VDOT suggests 460 schedule

Published 10:14 pm Wednesday, July 16, 2014

Of the five Route 460 design alternatives under scrutiny, none has emerged as a clear leader, a VDOT environmental project manager says.

Since late last year, the state’s transportation department has been working toward updating the environment impact statement for five alternatives to improve the road between Suffolk and Petersburg.

The work was required when the U.S. Army Corps of Engineers expressed serious concerns over the environmental impact of VDOT’s preferred design, and it became clear a needed Corps permit might not be issued.

Email newsletter signup

State Transportation Secretary Aubrey Layne cited the permit issue in March, when he formally announced the suspension of contract spending on the 55-mile, limited-access toll road, a public-private project.

VDOT’s Angel Deem presented the five alternatives currently being analyzed to the Commonwealth Transportation Board on Wednesday.

Those alternatives include the design for which VDOT previously announced a preference. This four-lane tolled design, south of the existing 460, includes nine interchanges, including the ones at the Suffolk and Petersburg ends of the road, and a 75-mph rating.
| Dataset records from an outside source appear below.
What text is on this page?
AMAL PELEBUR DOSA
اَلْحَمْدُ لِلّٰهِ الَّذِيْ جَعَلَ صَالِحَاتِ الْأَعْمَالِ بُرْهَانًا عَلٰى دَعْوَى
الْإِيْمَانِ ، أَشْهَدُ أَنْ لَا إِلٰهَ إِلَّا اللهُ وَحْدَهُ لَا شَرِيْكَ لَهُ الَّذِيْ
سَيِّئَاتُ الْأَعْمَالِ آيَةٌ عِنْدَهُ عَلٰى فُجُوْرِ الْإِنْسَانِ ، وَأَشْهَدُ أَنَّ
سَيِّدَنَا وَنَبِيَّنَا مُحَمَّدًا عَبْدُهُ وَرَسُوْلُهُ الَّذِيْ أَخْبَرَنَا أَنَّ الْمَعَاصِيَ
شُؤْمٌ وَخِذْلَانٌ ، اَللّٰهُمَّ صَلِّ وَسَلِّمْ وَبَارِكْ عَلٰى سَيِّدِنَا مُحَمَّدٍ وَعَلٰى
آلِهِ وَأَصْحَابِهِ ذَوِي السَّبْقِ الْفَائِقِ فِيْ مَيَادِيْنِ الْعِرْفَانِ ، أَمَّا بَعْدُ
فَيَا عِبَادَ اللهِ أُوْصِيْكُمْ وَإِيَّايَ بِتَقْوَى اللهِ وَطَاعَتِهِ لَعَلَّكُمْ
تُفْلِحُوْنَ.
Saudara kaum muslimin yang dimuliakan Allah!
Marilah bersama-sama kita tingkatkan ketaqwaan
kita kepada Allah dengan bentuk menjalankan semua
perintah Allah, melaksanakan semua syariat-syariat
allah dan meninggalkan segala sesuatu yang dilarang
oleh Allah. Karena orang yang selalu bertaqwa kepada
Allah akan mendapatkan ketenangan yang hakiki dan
Alternative two is a four-lane road along the existing 460, with six bypasses around towns.

The third option is a four-lane, limited-access toll road north of the existing 460, and the fourth is “largely an alternative with no bypasses,” Deem said, involving improvements to the existing 460 for medians, shoulders and intersections.
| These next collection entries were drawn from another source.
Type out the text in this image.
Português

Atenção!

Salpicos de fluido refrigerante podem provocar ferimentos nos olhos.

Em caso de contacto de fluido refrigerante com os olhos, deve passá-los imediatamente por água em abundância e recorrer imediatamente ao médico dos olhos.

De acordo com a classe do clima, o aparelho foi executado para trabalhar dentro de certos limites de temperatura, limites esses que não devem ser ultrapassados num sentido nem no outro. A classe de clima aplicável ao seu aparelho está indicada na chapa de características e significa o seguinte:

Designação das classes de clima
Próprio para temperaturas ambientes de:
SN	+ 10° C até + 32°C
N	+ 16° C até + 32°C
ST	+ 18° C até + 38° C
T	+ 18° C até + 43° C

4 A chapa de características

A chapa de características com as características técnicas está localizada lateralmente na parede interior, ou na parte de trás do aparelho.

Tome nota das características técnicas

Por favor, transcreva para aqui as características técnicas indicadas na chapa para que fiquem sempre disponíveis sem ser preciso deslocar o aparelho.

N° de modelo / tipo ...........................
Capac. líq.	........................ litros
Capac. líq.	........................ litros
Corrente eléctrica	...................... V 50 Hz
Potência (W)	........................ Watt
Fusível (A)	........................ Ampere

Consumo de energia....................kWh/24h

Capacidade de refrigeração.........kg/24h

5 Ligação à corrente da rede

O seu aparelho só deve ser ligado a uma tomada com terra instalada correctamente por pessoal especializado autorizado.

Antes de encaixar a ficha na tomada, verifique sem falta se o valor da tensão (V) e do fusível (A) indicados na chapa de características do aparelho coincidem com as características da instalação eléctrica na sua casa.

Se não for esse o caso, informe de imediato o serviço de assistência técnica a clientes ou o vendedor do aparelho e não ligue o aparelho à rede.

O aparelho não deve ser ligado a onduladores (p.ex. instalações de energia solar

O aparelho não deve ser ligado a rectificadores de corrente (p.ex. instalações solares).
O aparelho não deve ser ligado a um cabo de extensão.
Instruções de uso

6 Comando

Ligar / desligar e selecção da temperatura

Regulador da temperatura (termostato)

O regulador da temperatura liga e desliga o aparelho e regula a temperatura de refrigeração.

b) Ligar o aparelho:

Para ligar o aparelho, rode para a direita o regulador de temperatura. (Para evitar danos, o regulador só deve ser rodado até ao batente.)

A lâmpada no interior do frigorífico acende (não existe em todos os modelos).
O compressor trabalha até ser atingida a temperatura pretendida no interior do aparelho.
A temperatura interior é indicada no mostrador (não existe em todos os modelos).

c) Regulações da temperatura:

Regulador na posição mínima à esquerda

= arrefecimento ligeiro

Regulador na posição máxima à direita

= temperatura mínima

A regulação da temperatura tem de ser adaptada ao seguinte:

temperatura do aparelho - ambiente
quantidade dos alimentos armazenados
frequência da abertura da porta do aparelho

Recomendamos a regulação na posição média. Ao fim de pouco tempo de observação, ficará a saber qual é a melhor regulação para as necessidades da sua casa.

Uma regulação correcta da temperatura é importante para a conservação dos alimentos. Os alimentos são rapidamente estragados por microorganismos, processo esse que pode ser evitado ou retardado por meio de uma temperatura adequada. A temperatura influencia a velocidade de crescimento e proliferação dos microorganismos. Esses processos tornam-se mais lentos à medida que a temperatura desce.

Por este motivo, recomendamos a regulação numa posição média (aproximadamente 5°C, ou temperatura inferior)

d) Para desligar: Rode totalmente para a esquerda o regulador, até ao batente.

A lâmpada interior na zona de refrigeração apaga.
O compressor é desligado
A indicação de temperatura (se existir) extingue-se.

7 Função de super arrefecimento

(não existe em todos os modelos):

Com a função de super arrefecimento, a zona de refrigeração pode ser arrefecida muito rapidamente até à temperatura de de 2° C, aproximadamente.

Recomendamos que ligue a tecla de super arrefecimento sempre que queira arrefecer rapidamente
Alternative five is an eight-lane road on a similar corridor to alternative two, with four lanes being tolled and four lanes being free-to-drive local roads.

VDOT has also been citing a no-build sixth alternative.
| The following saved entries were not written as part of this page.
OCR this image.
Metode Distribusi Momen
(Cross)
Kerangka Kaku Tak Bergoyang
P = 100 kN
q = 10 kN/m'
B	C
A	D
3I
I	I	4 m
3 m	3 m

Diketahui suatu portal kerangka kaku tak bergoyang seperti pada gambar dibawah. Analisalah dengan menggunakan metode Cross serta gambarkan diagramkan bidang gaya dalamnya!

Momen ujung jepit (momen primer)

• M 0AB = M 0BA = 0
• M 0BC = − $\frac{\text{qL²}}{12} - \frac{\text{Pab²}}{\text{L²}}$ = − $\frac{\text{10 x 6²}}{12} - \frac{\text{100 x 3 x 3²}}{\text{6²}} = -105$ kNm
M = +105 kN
Deem described a high level of cooperation existing between VDOT and federal agencies, which has allowed “a very robust analysis” of environmental factors on a tight schedule, she said.

Following the meeting, Deem said none of the alternatives has yet emerged as a frontrunner. Selecting one over the others depends on what respective weight is given to the seven “need elements” being studied, she explained.

Those criteria are: addressing roadway deficiencies, improving safety, accommodating increased truck traffic, reducing travel times, enhancing emergency evacuation capability, improving strategic military connectivity and meeting local economic development plans.

“To say one stands out is really a reflection of what you value,” Deem said.

The environmental project manager described to board members how the rest of the process would unfold, starting with five town hall meetings. Those meetings kick off Monday at 6 p.m. at Sussex Central High School in Waverly. A final session is slated for King’s Fork High School in Suffolk at 6 p.m. July 31.

These meetings would prepare folks for the formal solicitation of citizen comments during public hearings, she said.

VDOT would like a draft study to be approved for a 45-day public comment period by late September, she added.

The draft document would be approved by the end of October or beginning of November, then “we will look to the federal agencies to consider the analysis we have conducted over these many months, consider the comments we have received on the draft document, and make a decision on the preferred alternative.”

If everything proceeds on VDOT’s preferred schedule, she said, the Corps of Engineers could be asked to weigh in on its environmentally preferred alternative by the end of the year.

As the process advances, VDOT’s public outreach may be amped up, depending on which design surfaces as the preferred, according to Deem.

“Certainly, if we were looking at an alternative along the existing road — either (alternative) two or four — the localities would be likely interested,” she said. “Things like (road) maintenance, traffic, phasing. I think we would definitely have more workshop-type meetings to get that feedback.”